Drawing and Updating in Real-Time

And then finally, this is a really cool one from Theoretically Media - it looks like it's another service called Kaa. And he has an open document where he's drawing, and it's updating it in real time. It's really cool to see how even just filling the entire canvas with a color starts generating things based on the prompt, and then you can kind of outline what kind of figures or structures you want to see. I mean, this is just mind blowing to me!

Practical Applications and Use Cases

I think these tools are really going to open up a whole new subset of users that maybe haven't tried this stuff yet, and a whole new subset of applications that we can do.

Sound off in the Discord if you're trying any of these out - let me know which ones you're liking the best. Let me see which applications you think are practical for putting these into the workflow.

VFX and Video Game Character Generation

With that being said, that is our AI Roundup for today. If you enjoy what we're doing here on the show, please help me out by liking this video, go ahead and drop a comment, and of course sub to the channel. But also be sure to follow us on social media - you can find us at MSP Media TV everywhere.

Rapid Prototyping and Concept Iteration

If you'd like to reach out, use our email [email protected] or you can call us and leave a voicemail at 833-MSP-Network. All right everybody, I am Phil Buck and this has been your December 4th episode of AI Roundup. I hope you have a happy Monday and I'll see you next time! This has been a broadcast of the MSP Media Network.

Conclusion and Next Steps

In conclusion, latent consistency models and Stable Diffusion XL Turbo offer exciting new capabilities for real-time and interactive image generation. By adjusting settings in Automatic1111 or Comfy UI, you can leverage these models to interpret webcams, iterate prompts across multiple renders, draw images that update in real-time, and more. This opens the door to practical use cases like VFX workflows, rapid prototyping of concepts, and beyond. Stay tuned for more developments in this quickly evolving space!

FAQ

Q: What are the key benefits of LCMs?
A: LCMs dramatically reduce image generation time to just 1-4 steps while retaining quality and coherence.

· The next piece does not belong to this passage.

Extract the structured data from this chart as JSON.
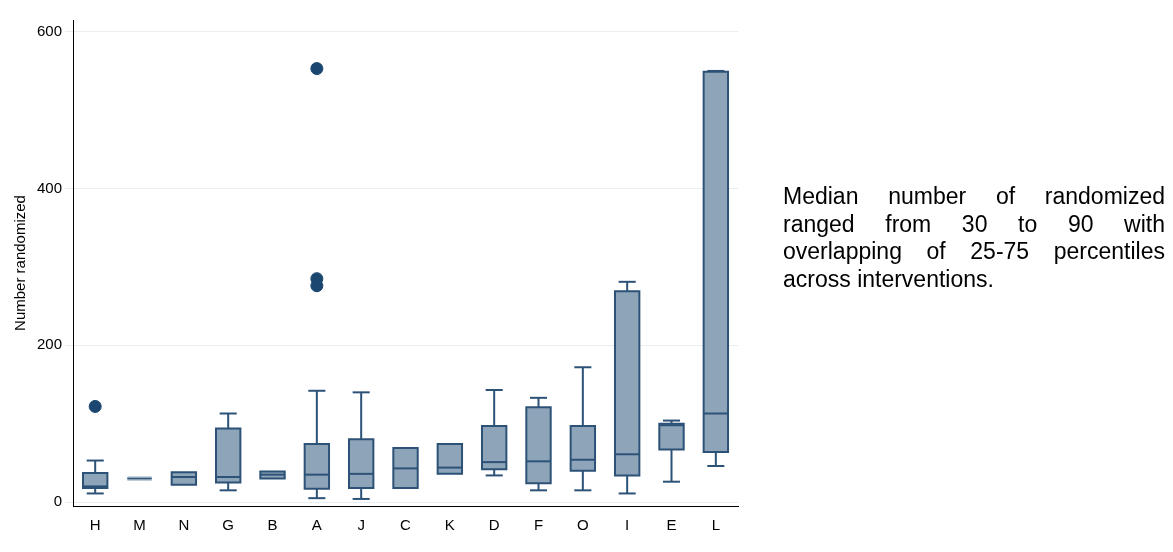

Q: How do I use LCMs with my existing SD workflow?
A: You can simply download LCM models like Allur and add them to your models folder. Then reference them in your prompts and adjust settings for fast rendering.

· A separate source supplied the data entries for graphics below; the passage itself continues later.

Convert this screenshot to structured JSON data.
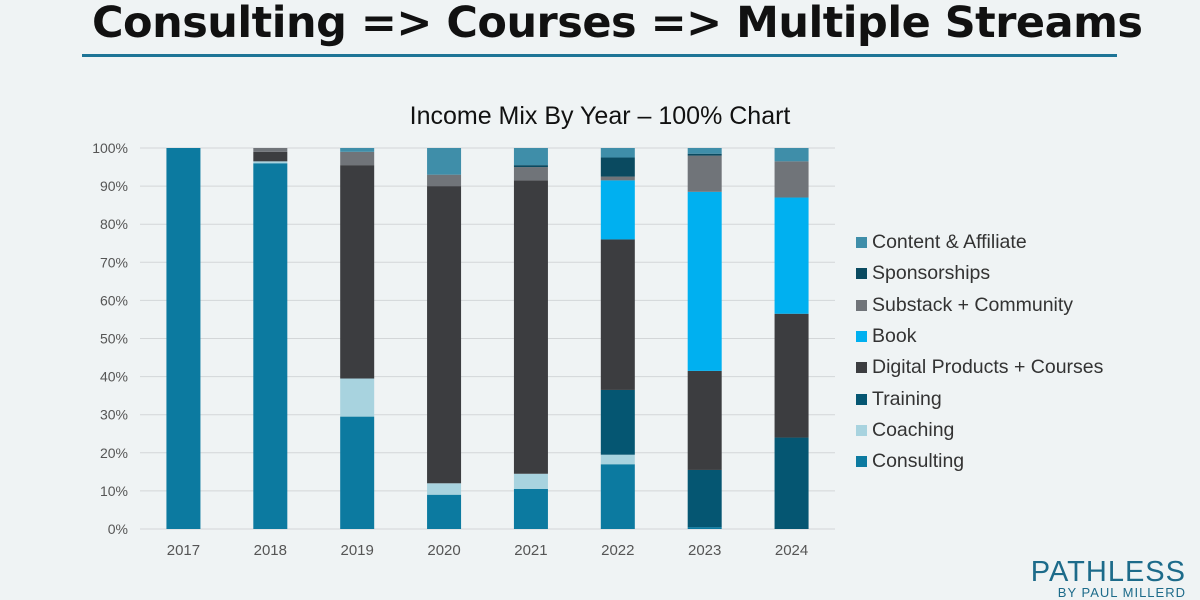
{
  "page": {
    "title": "Consulting => Courses => Multiple Streams",
    "logo_main": "PATHLESS",
    "logo_sub": "BY PAUL MILLERD"
  },
  "colors": {
    "accent_rule": "#1d7496",
    "logo": "#1d6b8a"
  },
  "chart_data": {
    "type": "bar",
    "stacked": true,
    "title": "Income Mix By Year – 100% Chart",
    "xlabel": "",
    "ylabel": "",
    "ylim": [
      0,
      100
    ],
    "y_ticks": [
      "0%",
      "10%",
      "20%",
      "30%",
      "40%",
      "50%",
      "60%",
      "70%",
      "80%",
      "90%",
      "100%"
    ],
    "categories": [
      "2017",
      "2018",
      "2019",
      "2020",
      "2021",
      "2022",
      "2023",
      "2024"
    ],
    "grid": true,
    "legend_position": "right",
    "series": [
      {
        "name": "Consulting",
        "color": "#0c7aa0",
        "values": [
          100,
          96,
          29.5,
          9,
          10.5,
          17,
          0.5,
          0
        ]
      },
      {
        "name": "Coaching",
        "color": "#a8d3df",
        "values": [
          0,
          0.5,
          10,
          3,
          4,
          2.5,
          0,
          0
        ]
      },
      {
        "name": "Training",
        "color": "#055672",
        "values": [
          0,
          0,
          0,
          0,
          0,
          17,
          15,
          24
        ]
      },
      {
        "name": "Digital Products + Courses",
        "color": "#3c3d40",
        "values": [
          0,
          2.5,
          56,
          78,
          77,
          39.5,
          26,
          32.5
        ]
      },
      {
        "name": "Book",
        "color": "#00b0f0",
        "values": [
          0,
          0,
          0,
          0,
          0,
          15.5,
          47,
          30.5
        ]
      },
      {
        "name": "Substack + Community",
        "color": "#707479",
        "values": [
          0,
          1,
          3.5,
          3,
          3.5,
          1,
          9.5,
          9.5
        ]
      },
      {
        "name": "Sponsorships",
        "color": "#0a4a60",
        "values": [
          0,
          0,
          0,
          0,
          0.5,
          5,
          0.5,
          0
        ]
      },
      {
        "name": "Content & Affiliate",
        "color": "#3f8ea9",
        "values": [
          0,
          0,
          1,
          7,
          4.5,
          2.5,
          1.5,
          3.5
        ]
      }
    ]
  }
}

Q: What can I create with Stable Diffusion XL Turbo?
A: You can generate high quality 512x512 images in just a single step with SDXL Turbo, enabling real-time iteration and concept development.

Q: What real-time applications are enabled by LCMs?
A: You can connect a webcam for live interpretation, instantly see prompt changes with multiple renderers, and draw images that update in real-time.

Q: Where can I learn more about using LCMs and SDXL Turbo?
A: Check out blogs and videos from channels like Cognito and EnigmaticE to see use cases and get implementation tips.